Com aula de encerramento proferida pelo corregedor-geral da Justiça, desembargador José Renato Nalini, foi concluída, no dia 7 de novembro, a programação do curso de extensão universitária em Direito Ambiental da EPM. 

Na oportunidade, ministraram palestras, também, o desembargador Ricardo Cintra Torres de Carvalho, presidente da 1ª Câmara Reservada ao Meio Ambiente do Tribunal de Justiça de São Paulo, que discorreu sobre a execução de sentença ambiental; e o promotor de Justiça Nelson Bugalho, vice-presidente da Companhia de Tecnologia de Saneamento Ambiental (Cetesb), que falou sobre a atuação da Cetesb.  

O evento teve a participação do desembargador João Negrini Filho, coordenador da área de Meio Ambiente da EPM; e dos juízes Roberto Maia Filho e Fernanda Menna Pinto Peres, coordenadores adjuntos, e Alvaro Luiz Valery Mirra, entre outras autoridades. 

Ao falar sobre o tema “Ética ambiental”, o desembargador José Renato Nalini apresentou diversos dados que atestam a gravidade da degradação ambiental no planeta e ponderou que a falta de fiscalização decorre da falta de ética.
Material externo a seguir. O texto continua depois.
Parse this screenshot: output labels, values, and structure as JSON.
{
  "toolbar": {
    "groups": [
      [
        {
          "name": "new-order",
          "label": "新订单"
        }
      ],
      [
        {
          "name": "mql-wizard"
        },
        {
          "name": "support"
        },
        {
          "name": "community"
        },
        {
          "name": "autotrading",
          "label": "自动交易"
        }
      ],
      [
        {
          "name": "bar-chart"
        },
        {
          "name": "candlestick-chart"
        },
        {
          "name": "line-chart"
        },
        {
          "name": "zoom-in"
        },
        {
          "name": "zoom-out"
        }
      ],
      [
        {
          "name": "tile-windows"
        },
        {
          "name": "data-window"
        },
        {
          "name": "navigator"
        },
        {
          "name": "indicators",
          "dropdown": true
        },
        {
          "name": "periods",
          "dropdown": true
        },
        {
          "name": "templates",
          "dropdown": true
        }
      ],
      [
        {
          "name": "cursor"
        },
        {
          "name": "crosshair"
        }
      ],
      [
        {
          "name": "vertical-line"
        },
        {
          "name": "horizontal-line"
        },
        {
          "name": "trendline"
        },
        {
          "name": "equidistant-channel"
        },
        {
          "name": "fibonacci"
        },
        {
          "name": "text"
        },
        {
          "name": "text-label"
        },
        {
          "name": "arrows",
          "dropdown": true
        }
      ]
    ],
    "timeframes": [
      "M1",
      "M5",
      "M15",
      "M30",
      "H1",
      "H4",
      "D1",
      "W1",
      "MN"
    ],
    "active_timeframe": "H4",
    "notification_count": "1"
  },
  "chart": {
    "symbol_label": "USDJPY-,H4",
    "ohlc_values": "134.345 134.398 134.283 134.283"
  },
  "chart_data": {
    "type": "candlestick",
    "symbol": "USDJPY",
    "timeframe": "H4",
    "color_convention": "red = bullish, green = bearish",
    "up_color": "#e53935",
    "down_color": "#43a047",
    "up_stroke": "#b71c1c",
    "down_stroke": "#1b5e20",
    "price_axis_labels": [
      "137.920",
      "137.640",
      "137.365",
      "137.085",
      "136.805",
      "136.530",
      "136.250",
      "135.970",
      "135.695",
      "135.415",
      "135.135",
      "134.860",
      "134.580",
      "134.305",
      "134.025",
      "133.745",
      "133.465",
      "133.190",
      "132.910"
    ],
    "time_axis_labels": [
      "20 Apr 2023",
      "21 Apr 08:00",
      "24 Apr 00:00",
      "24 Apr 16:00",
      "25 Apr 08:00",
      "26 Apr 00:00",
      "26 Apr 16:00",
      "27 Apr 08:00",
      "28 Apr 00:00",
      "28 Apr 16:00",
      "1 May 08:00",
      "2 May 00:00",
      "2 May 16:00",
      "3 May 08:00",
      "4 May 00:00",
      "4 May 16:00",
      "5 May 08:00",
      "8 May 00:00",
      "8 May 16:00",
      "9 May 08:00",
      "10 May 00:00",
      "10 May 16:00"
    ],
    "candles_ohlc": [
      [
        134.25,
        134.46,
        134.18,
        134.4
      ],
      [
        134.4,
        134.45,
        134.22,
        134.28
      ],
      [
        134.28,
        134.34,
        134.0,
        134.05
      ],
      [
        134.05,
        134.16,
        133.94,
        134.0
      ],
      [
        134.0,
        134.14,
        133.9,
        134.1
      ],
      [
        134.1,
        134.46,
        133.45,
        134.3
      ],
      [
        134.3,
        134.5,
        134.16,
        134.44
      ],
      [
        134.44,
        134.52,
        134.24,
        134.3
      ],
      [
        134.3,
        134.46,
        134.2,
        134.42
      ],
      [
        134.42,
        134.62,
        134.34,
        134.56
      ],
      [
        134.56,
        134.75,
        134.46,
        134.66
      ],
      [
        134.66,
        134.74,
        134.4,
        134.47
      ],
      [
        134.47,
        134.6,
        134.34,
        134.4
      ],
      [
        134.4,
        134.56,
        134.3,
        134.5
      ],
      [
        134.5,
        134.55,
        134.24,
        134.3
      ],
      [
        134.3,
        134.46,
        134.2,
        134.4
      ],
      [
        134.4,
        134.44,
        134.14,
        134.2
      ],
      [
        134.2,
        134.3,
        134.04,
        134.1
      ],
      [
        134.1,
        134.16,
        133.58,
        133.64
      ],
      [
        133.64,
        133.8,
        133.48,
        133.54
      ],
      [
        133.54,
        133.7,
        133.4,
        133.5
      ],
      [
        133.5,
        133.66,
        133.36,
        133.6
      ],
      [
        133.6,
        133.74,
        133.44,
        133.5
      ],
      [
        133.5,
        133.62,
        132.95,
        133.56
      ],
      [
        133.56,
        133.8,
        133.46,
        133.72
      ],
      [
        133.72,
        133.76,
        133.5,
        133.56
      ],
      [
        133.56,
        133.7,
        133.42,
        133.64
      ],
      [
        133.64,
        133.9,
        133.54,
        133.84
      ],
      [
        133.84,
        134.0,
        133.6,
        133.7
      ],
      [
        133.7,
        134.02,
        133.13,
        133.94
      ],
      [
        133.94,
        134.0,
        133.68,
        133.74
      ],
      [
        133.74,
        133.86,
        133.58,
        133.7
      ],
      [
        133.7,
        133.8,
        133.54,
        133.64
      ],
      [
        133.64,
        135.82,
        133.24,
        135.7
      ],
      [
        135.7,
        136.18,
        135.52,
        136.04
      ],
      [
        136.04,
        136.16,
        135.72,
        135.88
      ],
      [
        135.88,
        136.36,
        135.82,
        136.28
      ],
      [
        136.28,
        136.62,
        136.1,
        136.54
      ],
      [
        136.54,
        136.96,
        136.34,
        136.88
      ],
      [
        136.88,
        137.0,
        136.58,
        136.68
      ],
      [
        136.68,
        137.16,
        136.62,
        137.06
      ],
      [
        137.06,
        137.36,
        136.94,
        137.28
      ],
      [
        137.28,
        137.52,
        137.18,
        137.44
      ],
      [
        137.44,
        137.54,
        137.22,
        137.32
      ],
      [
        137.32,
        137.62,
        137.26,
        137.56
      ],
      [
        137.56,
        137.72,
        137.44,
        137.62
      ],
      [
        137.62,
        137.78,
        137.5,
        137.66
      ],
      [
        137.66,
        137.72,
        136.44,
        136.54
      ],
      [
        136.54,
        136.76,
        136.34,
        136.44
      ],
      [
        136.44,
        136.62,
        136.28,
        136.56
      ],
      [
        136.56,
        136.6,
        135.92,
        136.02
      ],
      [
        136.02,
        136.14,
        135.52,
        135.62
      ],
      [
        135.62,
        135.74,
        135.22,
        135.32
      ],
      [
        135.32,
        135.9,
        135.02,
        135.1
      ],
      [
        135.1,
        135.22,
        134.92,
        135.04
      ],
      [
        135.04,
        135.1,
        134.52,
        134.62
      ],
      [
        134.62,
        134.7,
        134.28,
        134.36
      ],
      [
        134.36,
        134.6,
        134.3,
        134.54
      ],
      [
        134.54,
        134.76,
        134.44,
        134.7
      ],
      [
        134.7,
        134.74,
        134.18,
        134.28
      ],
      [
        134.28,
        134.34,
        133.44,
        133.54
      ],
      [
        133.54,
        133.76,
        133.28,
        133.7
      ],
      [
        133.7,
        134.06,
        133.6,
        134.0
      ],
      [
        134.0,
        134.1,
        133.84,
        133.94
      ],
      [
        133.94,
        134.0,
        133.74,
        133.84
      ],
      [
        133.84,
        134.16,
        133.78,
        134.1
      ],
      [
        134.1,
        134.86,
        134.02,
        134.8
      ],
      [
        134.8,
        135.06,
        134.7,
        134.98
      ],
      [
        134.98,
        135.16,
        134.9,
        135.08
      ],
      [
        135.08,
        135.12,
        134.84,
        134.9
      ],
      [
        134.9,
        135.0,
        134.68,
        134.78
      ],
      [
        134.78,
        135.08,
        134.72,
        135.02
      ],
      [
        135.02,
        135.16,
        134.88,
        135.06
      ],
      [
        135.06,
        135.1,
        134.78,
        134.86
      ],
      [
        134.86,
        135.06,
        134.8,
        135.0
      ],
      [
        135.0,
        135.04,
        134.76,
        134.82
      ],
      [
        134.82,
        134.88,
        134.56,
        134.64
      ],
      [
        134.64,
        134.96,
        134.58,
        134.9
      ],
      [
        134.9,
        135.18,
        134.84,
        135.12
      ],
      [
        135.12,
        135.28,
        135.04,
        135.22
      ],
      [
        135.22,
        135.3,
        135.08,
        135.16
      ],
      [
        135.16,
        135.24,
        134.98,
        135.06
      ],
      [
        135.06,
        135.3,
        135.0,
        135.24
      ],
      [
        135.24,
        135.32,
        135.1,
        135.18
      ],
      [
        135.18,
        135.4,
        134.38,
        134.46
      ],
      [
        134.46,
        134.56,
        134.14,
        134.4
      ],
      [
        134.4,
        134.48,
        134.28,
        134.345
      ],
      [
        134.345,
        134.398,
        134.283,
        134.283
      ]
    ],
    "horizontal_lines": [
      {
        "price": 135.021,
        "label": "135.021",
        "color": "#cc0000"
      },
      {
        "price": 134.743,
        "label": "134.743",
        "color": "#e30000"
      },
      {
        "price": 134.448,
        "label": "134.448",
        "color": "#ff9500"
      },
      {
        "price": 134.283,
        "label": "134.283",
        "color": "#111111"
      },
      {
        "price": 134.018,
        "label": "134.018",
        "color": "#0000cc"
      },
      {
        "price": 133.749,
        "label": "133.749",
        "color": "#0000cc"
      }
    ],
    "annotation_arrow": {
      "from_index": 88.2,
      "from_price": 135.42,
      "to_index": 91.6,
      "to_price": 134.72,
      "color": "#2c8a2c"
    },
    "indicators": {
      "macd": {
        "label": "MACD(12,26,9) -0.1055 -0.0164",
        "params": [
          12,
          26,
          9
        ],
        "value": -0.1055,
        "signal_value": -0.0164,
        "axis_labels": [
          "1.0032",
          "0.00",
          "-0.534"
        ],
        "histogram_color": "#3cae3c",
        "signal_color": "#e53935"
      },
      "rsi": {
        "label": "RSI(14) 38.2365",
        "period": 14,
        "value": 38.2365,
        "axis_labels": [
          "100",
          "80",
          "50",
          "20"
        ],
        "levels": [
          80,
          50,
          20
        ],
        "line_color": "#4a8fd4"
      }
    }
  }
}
Ele destacou a necessidade de se chamar a atenção da sociedade para a urgência da questão ambiental: “Se as redes sociais servem para eleger presidentes e derrubar ditadores, por que não podem servir para nos alertar que precisamos ter mais cuidado com a Terra, ser menos consumistas e pensar no amanhã”, indagou. 
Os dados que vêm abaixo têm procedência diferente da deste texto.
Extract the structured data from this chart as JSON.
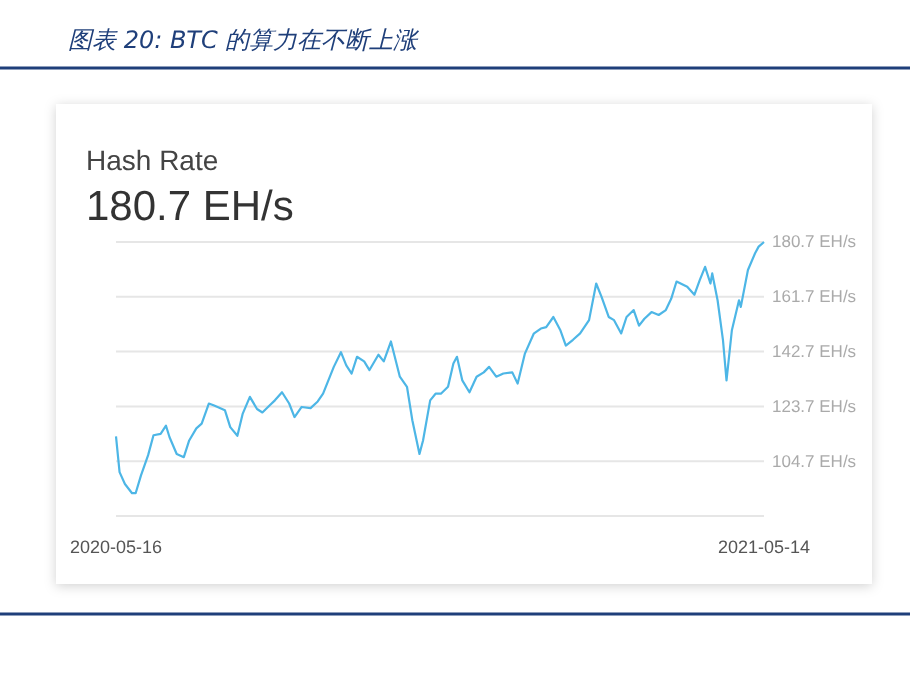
{
  "chart_data": {
    "type": "line",
    "title": "图表 20: BTC 的算力在不断上涨",
    "subtitle": "Hash Rate",
    "annotations": [
      "180.7 EH/s"
    ],
    "x": [
      "2020-05-16",
      "2020-05-18",
      "2020-05-21",
      "2020-05-25",
      "2020-05-27",
      "2020-05-30",
      "2020-06-03",
      "2020-06-06",
      "2020-06-10",
      "2020-06-13",
      "2020-06-15",
      "2020-06-19",
      "2020-06-23",
      "2020-06-26",
      "2020-06-30",
      "2020-07-03",
      "2020-07-07",
      "2020-07-10",
      "2020-07-16",
      "2020-07-19",
      "2020-07-23",
      "2020-07-26",
      "2020-07-30",
      "2020-08-03",
      "2020-08-06",
      "2020-08-10",
      "2020-08-13",
      "2020-08-17",
      "2020-08-21",
      "2020-08-24",
      "2020-08-28",
      "2020-09-02",
      "2020-09-06",
      "2020-09-09",
      "2020-09-15",
      "2020-09-19",
      "2020-09-22",
      "2020-09-25",
      "2020-09-28",
      "2020-10-02",
      "2020-10-05",
      "2020-10-10",
      "2020-10-13",
      "2020-10-17",
      "2020-10-22",
      "2020-10-26",
      "2020-10-29",
      "2020-11-02",
      "2020-11-04",
      "2020-11-08",
      "2020-11-11",
      "2020-11-14",
      "2020-11-18",
      "2020-11-21",
      "2020-11-23",
      "2020-11-26",
      "2020-11-30",
      "2020-12-04",
      "2020-12-08",
      "2020-12-11",
      "2020-12-15",
      "2020-12-19",
      "2020-12-24",
      "2020-12-27",
      "2020-12-31",
      "2021-01-05",
      "2021-01-09",
      "2021-01-12",
      "2021-01-16",
      "2021-01-20",
      "2021-01-23",
      "2021-01-27",
      "2021-01-31",
      "2021-02-05",
      "2021-02-09",
      "2021-02-12",
      "2021-02-16",
      "2021-02-19",
      "2021-02-23",
      "2021-02-26",
      "2021-03-02",
      "2021-03-05",
      "2021-03-08",
      "2021-03-12",
      "2021-03-16",
      "2021-03-20",
      "2021-03-23",
      "2021-03-26",
      "2021-04-01",
      "2021-04-05",
      "2021-04-08",
      "2021-04-11",
      "2021-04-14",
      "2021-04-15",
      "2021-04-18",
      "2021-04-21",
      "2021-04-23",
      "2021-04-26",
      "2021-04-30",
      "2021-05-01",
      "2021-05-05",
      "2021-05-09",
      "2021-05-11",
      "2021-05-14"
    ],
    "series": [
      {
        "color": "#4db6e6",
        "values": [
          113.3,
          100.9,
          96.8,
          93.6,
          93.6,
          99.8,
          106.8,
          113.7,
          114.2,
          117.0,
          113.0,
          107.2,
          106.1,
          111.9,
          116.1,
          117.7,
          124.7,
          124.0,
          122.4,
          116.5,
          113.5,
          121.2,
          127.0,
          122.8,
          121.6,
          124.0,
          125.8,
          128.6,
          124.7,
          120.0,
          123.5,
          123.1,
          125.4,
          128.1,
          137.4,
          142.5,
          137.9,
          135.1,
          140.9,
          139.3,
          136.3,
          141.6,
          139.3,
          146.2,
          134.0,
          130.5,
          118.9,
          107.2,
          111.9,
          125.8,
          128.1,
          128.1,
          130.5,
          138.6,
          140.9,
          132.7,
          128.6,
          134.0,
          135.5,
          137.4,
          134.0,
          135.1,
          135.5,
          131.6,
          141.9,
          148.9,
          150.7,
          151.2,
          154.7,
          150.0,
          144.8,
          146.8,
          149.0,
          153.6,
          166.3,
          161.7,
          154.7,
          153.6,
          149.0,
          154.7,
          157.1,
          151.7,
          154.1,
          156.4,
          155.4,
          157.1,
          161.0,
          167.0,
          165.2,
          162.4,
          167.5,
          172.1,
          166.3,
          169.8,
          160.5,
          146.8,
          132.7,
          150.1,
          160.5,
          158.2,
          171.0,
          176.8,
          179.1,
          180.7
        ]
      }
    ],
    "xlim": [
      "2020-05-16",
      "2021-05-14"
    ],
    "xticks": [
      "2020-05-16",
      "2021-05-14"
    ],
    "ylim": [
      85.7,
      180.7
    ],
    "yticks": [
      {
        "value": 85.7,
        "label": null
      },
      {
        "value": 104.7,
        "label": "104.7 EH/s"
      },
      {
        "value": 123.7,
        "label": "123.7 EH/s"
      },
      {
        "value": 142.7,
        "label": "142.7 EH/s"
      },
      {
        "value": 161.7,
        "label": "161.7 EH/s"
      },
      {
        "value": 180.7,
        "label": "180.7 EH/s"
      }
    ],
    "grid": "y",
    "marker": "none",
    "line_style": "solid"
  }
}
Nesse contexto, ressaltou que, caso não haja essa conscientização, a geração atual deixará uma "herança maldita" para a próxima: “Seremos julgados com severidade por aqueles que não mereceram nossa atenção e que não acreditarão que conseguimos conviver com uma realidade como essa sem nos indignar. É importante que recuperemos nossa consciência, por mais desconforto que essa reflexão traga, verificando que o que se conseguiu de fato, nas últimas décadas, em termos de recuperação ambiental, é muito pouco, porque estamos destruindo tudo muito rapidamente e isso é falta de ética”, concluiu o corregedor-geral. 
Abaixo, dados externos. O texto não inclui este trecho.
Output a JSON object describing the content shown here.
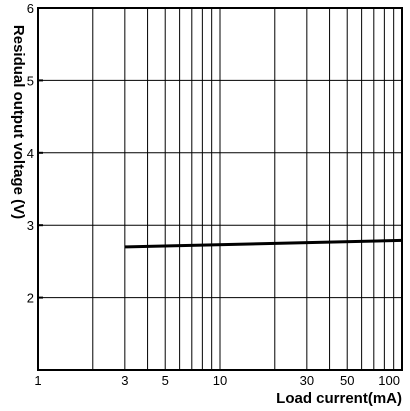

Com cerca de 150 alunos matriculados, o curso de Direito Ambiental teve início no dia 5 de setembro (clique aqui para acessar a notícia). Foram analisados, entre outros temas, a Política Nacional do Meio Ambiente, biodiversidade, Código Florestal, contaminação do solo, responsabilidade civil ambiental, tutela penal do meio ambiente e jurisprudência do Tribunal de Justiça, entre outros.